Thérèse avait sa manière bien à elle de s'exprimer.
Elle employait des expressions qui étaient un mélange singulier de son milieu ouvrier, son appartenance au pays de Caux et son illétrisme.

Ses propos, ses réflexions et ses paroles auraient pu paraître un peu décalés et même parfois presque vulgaires, mais émanant de ce petit bout de femme si frèle et toujours aussi souriante, cela nous faisait rire et nous semblait tout simplement exotique !!

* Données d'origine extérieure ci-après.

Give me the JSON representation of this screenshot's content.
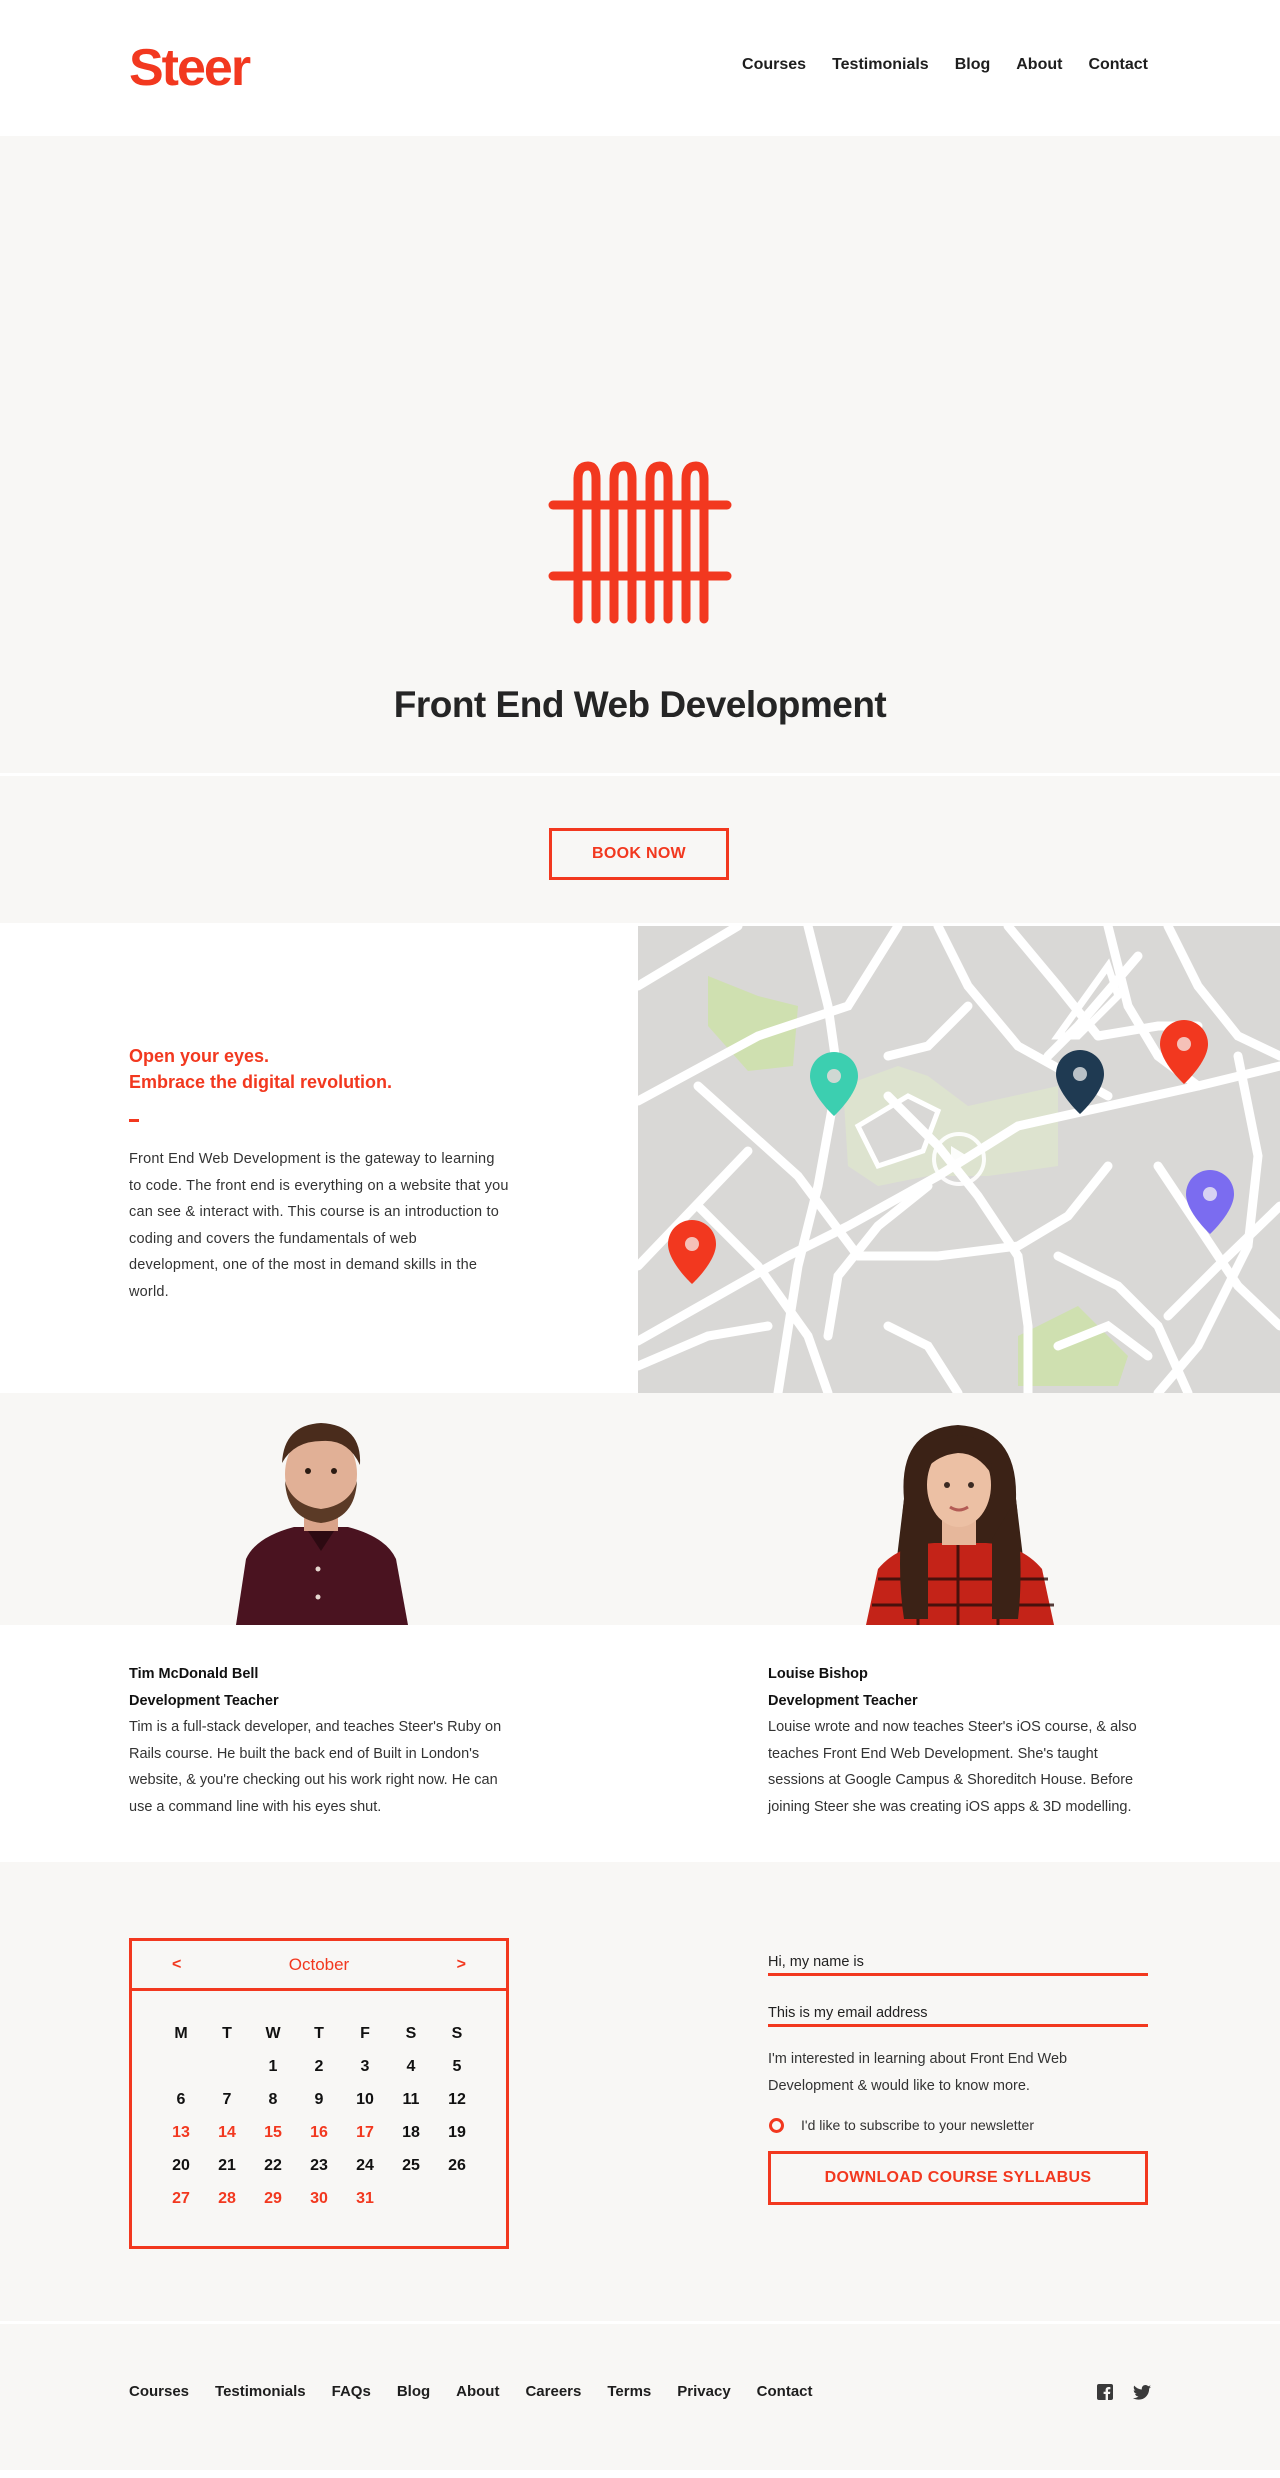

Si elle croisait dans la rue une personne dont l'accoutrement n'était pas de son goût et lui semblait ridicule : 
    -"Regarde-moi ce gauyot comment elle est dôlée !!"
traduction : vise l'énergumène comment elle est habillée !

La croute du pain dont elle était friande malgré l'absence de ses dents ( mais après tant d'années ses gencives étaient en béton !):
    -"Etant enfant, je mangeais toujours la baisure du pain en chemin"


Chaque fois que nous la visitions, nous étions accueillis par la même sempiternelle phrase :
    -" Quelle rareté !"
Nous pouvions venir une fois par mois ou tous les jours, c'était la même chose !
Heureusement, nous n'étions pas susceptibles ! et la rougeur soudaine de ses joues témoignait de son contentement !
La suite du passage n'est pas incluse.